The Florida Supreme Court on Wednesday approved a plan to overhaul state congressional boundaries that a judge had declared unconstitutionally gerrymandered, a move that jeopardizes several incumbents in the 2016 election.
The decision, following long-running litigation and legislative wrangling over the state's 27 seats in the U.S. House of Representatives, could see further court challenges.
The redrawn maps leave several incumbents vulnerable, from the state's northern Panhandle to South Florida, and create an opportunity for Democrats to pick up a seat in the Tampa Bay swing region on the central Gulf coast.
"The democratic process prevailed today in a landmark victory for Florida citizens," Pamela Goodman, president of the League of Women Voters of Florida, one of the groups that challenged the boundaries in court, said in a statement.
Political dominoes have been falling since a state judge last year declared the maps drawn by the Republican-controlled Legislature to have "made a mockery" of anti-gerrymandering provisions in the state constitution.
Rising stars from both parties now face daunting re-election prospects - Gwen Graham, a Democrat from north Florida, and Orlando-area Republican Daniel Webster, who earlier this year was a contender to become speaker of the U.S. House.
"I'm disappointed by the court's decision," Graham said in a statement. "It's likely these maps will still be challenged in federal court — and I will make a decision about how to best serve the people of North Florida once the maps have been completely settled."
Democrats hope to pick up a seat in Tampa Bay, where Charlie Crist, the state's former Republican governor who later changed parties, is running for the seat currently occupied by Republican David Jolly.
Jolly opted not to seek re-election in a district now unfavorable to Republicans and is running for the U.S. Senate.
In South Florida, Republican Carlos Curbelo could face a harder time getting re-elected. The maps also overhaul a mostly minority district held by Democrat Corrine
Brown, whose current district extends south from Jacksonville to Orlando.

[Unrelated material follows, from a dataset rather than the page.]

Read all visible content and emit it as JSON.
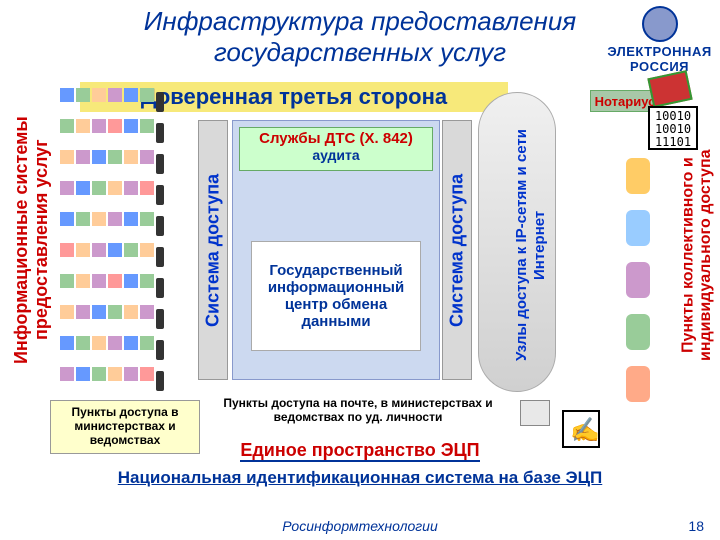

Brown, one of three black members of Congress from Florida, said she was contesting the new maps in federal court because the boundaries diluted minority voting strength.
“Today’s ruling and the proposed congressional map is a direct attack on minority voters and a clear example of voter retrogression and disenfranchisement," she said in a statement.
There are currently 17 Republicans and 10 Democrats in the state's U.S. House delegation.